Густав Носке, бывший губернатор Киля и член эбертовского правительства, по внешнему облику схожий с бандитом с большой дороги — короткое грузное туловище, пудовые кулаки, печать вырождения на лице, — садист по убеждению и палач по призванию, охотно взял на себя роль душителя. На узком, закрытом заседании правительства, когда обсуждался вопрос о плане окончательного разгрома ноябрьской революции, кто-то спросил Носке, не возьмется ли он возглавить это «высокопатриотическое дело»? Пожав плечами и грубо хмыкнув, Носке, не задумываясь, ответил:
— Почему бы и нет? Кто-нибудь из нас должен же взять на себя роль кровавой собаки!..
«Кровавая собака Носке» — так и вошел этот выродок в историю.
Разумеется, громить надо было прежде всего оплот революции — берлинский пролетариат. Носке назначается главнокомандующим войсками «по наведению порядка». В столице объявлено осадное положение.
Осадное положение? Давно ли боролись против него вместе со спартаковцами и «независимцы»? Давно ли его ставили в вину кайзеровскому правительству?
А теперь осадное положение объявили «народные представители» и направлено оно было против революции.
Но нельзя же, в самом деле, за здорово живешь начать стрелять в людей, идущих по улицам, или врываться к ним в дома и убивать там! Это стало возможным через четырнадцать лет — недоделки Эберта исправил Гитлер. Но у Эберта и Носке было более сложное положение: революция все еще держалась на гребне, и неизвестно, надолго ли хватило бы у народа терпения и веры в правительство. Поэтому следовало действовать под маркой «наведения порядка». А чтобы наводить порядок, надо было вызвать беспорядки — спровоцировать их, а затем усмирить.
Повод был выбран удачный: 4 января правительство сместило берлинского полицей-президента, левого «независимца» Эйхгорна и назначило на его место правого социал-демократа Евгения Эрнста.
Эйхгорн отказался выполнить приказ об устранении от должности, мотивируя тем, что он поставлен на пост полицей-президента исполнительным комитетом и подчиняется только ему. В исполнительном комитете подавляющее большинство было на стороне правительства, но правительство не пожелало даже выполнить такой формальности — получить санкцию исполнительного комитета, которая вне сомнений была бы дана. Правительство предпочитало бойню, а бойня могла быть только в том случае, если бы рабочие поддержали эйхгорновское требование. Правительство рассчитало правильно: рабочие поддерживали Эйхгорна и возмутились произволом, совершенным над ним. В тот день была выпущена листовка о созыве на 5 января массовой демонстрации. «Удар, нанесенный Эйхгорну, метит в германский пролетариат, в германскую революцию», — писалось в листовке.
Экстренное совещание революционных старост и Центрального правления берлинских организаций «независимцев», на котором присутствовали от компартии Либкнехт и Пик, постановило организовать на следующий день в 2 часа демонстрацию протеста ЦК компартии присоединился к решению призвать рабочих к массовой стачке и демонстрации Совместное воззвание старост, «независимцев» и компартии появилось в обеих газетах — «Роте фане» и «Ди фрайхайт». Никто не знал о том, что войска уже стянуты к Берлину На всякий случай было решено, что на демонстрацию должны явиться и отряды вооруженных рабочих, созданные на предприятиях, к сожалению, в очень небольшом числе.
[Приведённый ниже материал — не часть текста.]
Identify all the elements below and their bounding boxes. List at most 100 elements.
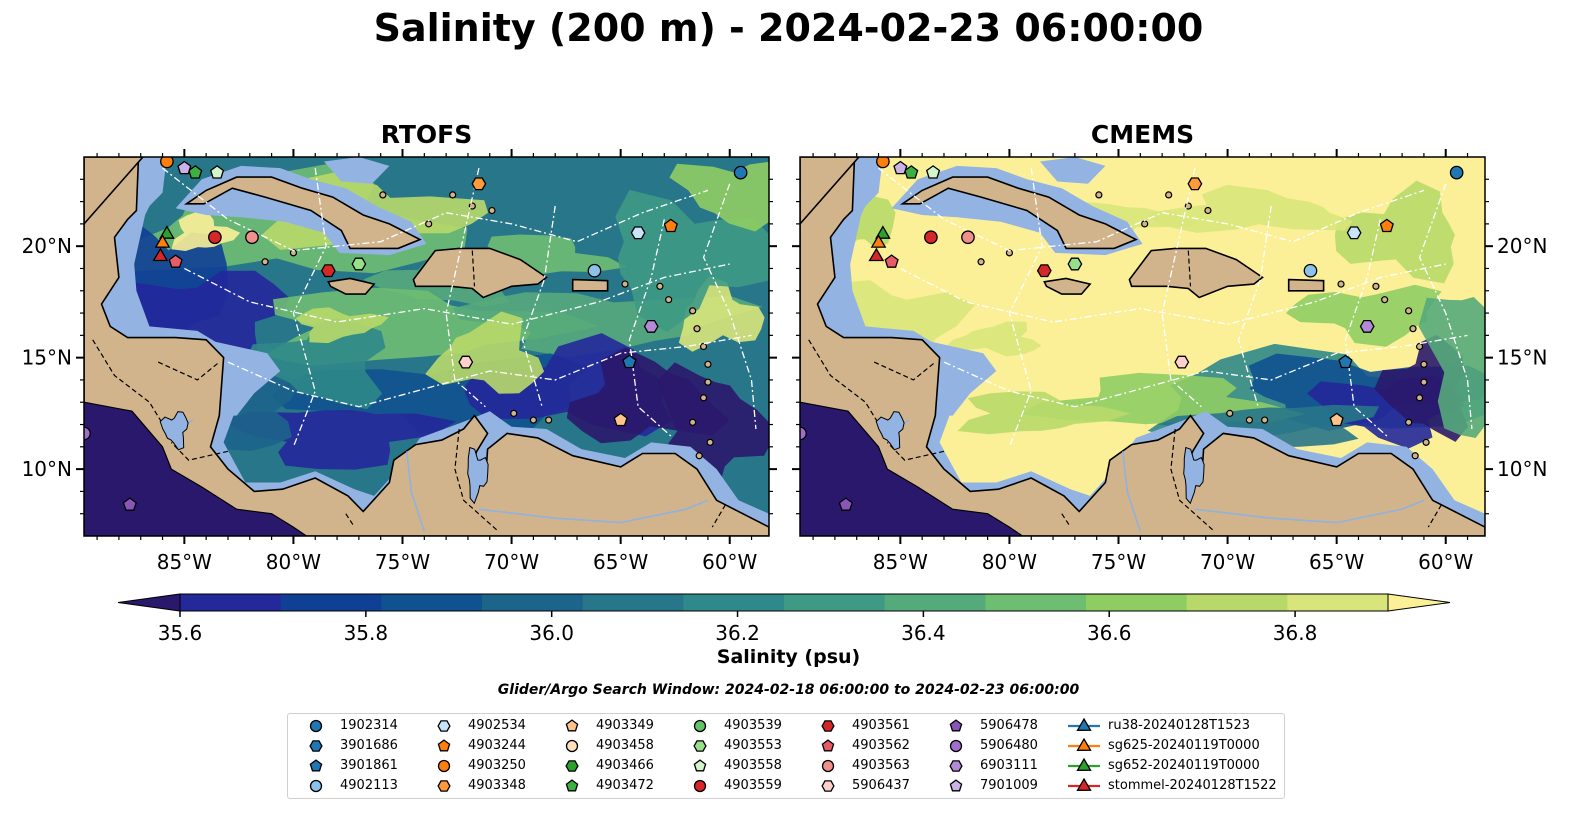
float-marker xyxy=(875,225,891,239)
float-marker xyxy=(208,230,222,245)
boundary-line xyxy=(521,205,556,407)
legend-marker xyxy=(309,719,323,733)
float-marker xyxy=(893,160,908,175)
river xyxy=(478,499,709,524)
island xyxy=(289,249,298,257)
lon-tick-label: 85°W xyxy=(873,550,928,574)
legend-marker xyxy=(949,779,963,792)
island xyxy=(529,416,537,424)
float-marker xyxy=(884,254,899,268)
country-border xyxy=(873,361,936,381)
colorbar-band xyxy=(884,594,986,611)
colorbar-max-extend xyxy=(1387,593,1451,612)
legend-label: ru38-20240128T1523 xyxy=(1108,718,1251,733)
island xyxy=(510,409,518,417)
island xyxy=(977,258,985,266)
legend-label: 4903348 xyxy=(468,778,526,793)
map-frame xyxy=(799,156,1486,537)
lat-tick-label: 10°N xyxy=(22,457,72,481)
island xyxy=(695,452,703,460)
float-marker xyxy=(870,234,887,248)
legend-label: 4903562 xyxy=(852,738,910,753)
salinity-patch xyxy=(1149,184,1353,233)
colorbar-tick-label: 36.6 xyxy=(1087,621,1132,645)
legend-marker xyxy=(437,759,451,773)
legend-marker xyxy=(437,739,451,752)
float-marker xyxy=(1449,165,1464,180)
colorbar-band xyxy=(1287,594,1389,611)
float-marker xyxy=(587,263,602,278)
island xyxy=(261,258,269,266)
salinity-patch xyxy=(957,391,1131,435)
search-window-text: Glider/Argo Search Window: 2024-02-18 06… xyxy=(497,682,1080,698)
island xyxy=(1422,438,1430,446)
river xyxy=(406,451,426,532)
panel-title-cmems: CMEMS xyxy=(1090,120,1195,149)
boundary-line xyxy=(1161,167,1202,408)
island xyxy=(1420,378,1428,386)
legend-marker xyxy=(821,759,835,773)
float-marker xyxy=(1187,177,1203,191)
float-marker xyxy=(1359,319,1375,333)
island xyxy=(1420,360,1428,368)
island xyxy=(656,282,664,290)
land-area xyxy=(800,157,860,226)
country-border xyxy=(471,250,476,287)
colorbar-min-extend xyxy=(117,593,181,612)
legend-label: 4903539 xyxy=(724,718,782,733)
lon-tick-label: 60°W xyxy=(1418,550,1473,574)
float-marker xyxy=(663,218,678,233)
float-marker xyxy=(122,497,137,511)
river xyxy=(1194,499,1425,524)
country-border xyxy=(1170,428,1215,532)
legend-marker xyxy=(1076,717,1092,731)
float-marker xyxy=(152,247,169,262)
boundary-line xyxy=(184,263,730,325)
float-marker xyxy=(1303,263,1318,278)
panel-title-rtofs: RTOFS xyxy=(380,120,473,149)
lon-tick-label: 70°W xyxy=(1200,550,1255,574)
boundary-line xyxy=(162,167,709,252)
legend-marker xyxy=(1076,737,1092,751)
float-marker xyxy=(351,257,367,271)
country-border xyxy=(345,513,356,528)
float-marker xyxy=(1346,226,1362,240)
legend-label: 4903458 xyxy=(596,738,654,753)
island xyxy=(689,307,697,315)
boundary-line xyxy=(227,334,752,408)
land-area xyxy=(1287,278,1325,292)
island xyxy=(704,360,712,368)
float-marker xyxy=(868,247,885,262)
colorbar-band xyxy=(1086,594,1188,611)
boundary-line xyxy=(1344,219,1390,439)
colorbar-label: Salinity (psu) xyxy=(716,646,861,668)
float-marker xyxy=(800,426,807,441)
salinity-patch xyxy=(104,270,290,367)
map-frame xyxy=(83,156,770,537)
colorbar-tick-label: 35.6 xyxy=(158,621,203,645)
lon-tick-label: 85°W xyxy=(157,550,212,574)
float-marker xyxy=(1487,198,1500,210)
lon-tick-label: 80°W xyxy=(982,550,1037,574)
legend-label: sg652-20240119T0000 xyxy=(1108,758,1260,773)
boundary-line xyxy=(943,334,1468,408)
legend-label: 5906437 xyxy=(852,778,910,793)
colorbar-tick-label: 36.2 xyxy=(715,621,760,645)
legend-marker xyxy=(437,780,451,792)
legend-label: 4903558 xyxy=(724,758,782,773)
legend-marker xyxy=(693,740,707,752)
float-marker xyxy=(1488,320,1500,332)
legend-marker xyxy=(437,720,451,732)
island xyxy=(706,438,714,446)
boundary-line xyxy=(628,219,674,439)
lon-tick-label: 75°W xyxy=(375,550,430,574)
island xyxy=(699,394,708,402)
legend-marker xyxy=(1076,757,1092,771)
shelf-area xyxy=(136,157,167,211)
lat-tick-label: 20°N xyxy=(1497,234,1547,258)
float-marker xyxy=(245,230,259,245)
salinity-patch xyxy=(425,311,545,394)
legend: 1902314 3901686 3901861 4902113 4902534 49032… xyxy=(287,713,1285,799)
country-border xyxy=(454,428,499,532)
5-го, в воскресенье, полумиллионная демонстрация вышла на улицы Берлина Из колонн то и дело раздавались возгласы «Долой кровавых собак Эберта — Шейдемана!», «Да здравствует Либкнехт!», «Да здравствует Люксембург!» С балкона полицей-президиума Либкнехт произнес речь, разоблачавшую контрреволюционные действия правительства, и требовал разоружения контрреволюции. Отряды революционно настроенных солдат стали раздавать оружие рабочим.
Между тем ЦК компартии не считал возможным призывать к вооруженному восстанию рабочий класс не подготовлен, оружия ничтожно мало, военный порядок не организован и невозможно в течение нескольких часов организовать его, а главное — только очень незначительная часть армии присоединилась к революции.
Демонстранты, однако, вооружились стихийно. «Вооружение» выглядело игрушечным С таким оснащением соваться в драку с прусской армией равносильно было самоубийству.
Бряцая оружием, прошли колонны по берлинским улицам — и разошлись А Эберт, Шейдеман, Носке потирали руки, рабочие к восстанию совершенно не подготовлены, успех их исключается, однако преждевременное выступление, безусловно, состоится. Правительство добилось, чего хотело.
Вечером 5 января семьдесят революционных старост (всего одна пятая — коммунистов, остальные — члены независимой партии) собрались, чтобы решить сложный вопрос: организовать и возглавить восстание или попытаться убедить массы в его преждевременности и вероятности плохого исхода.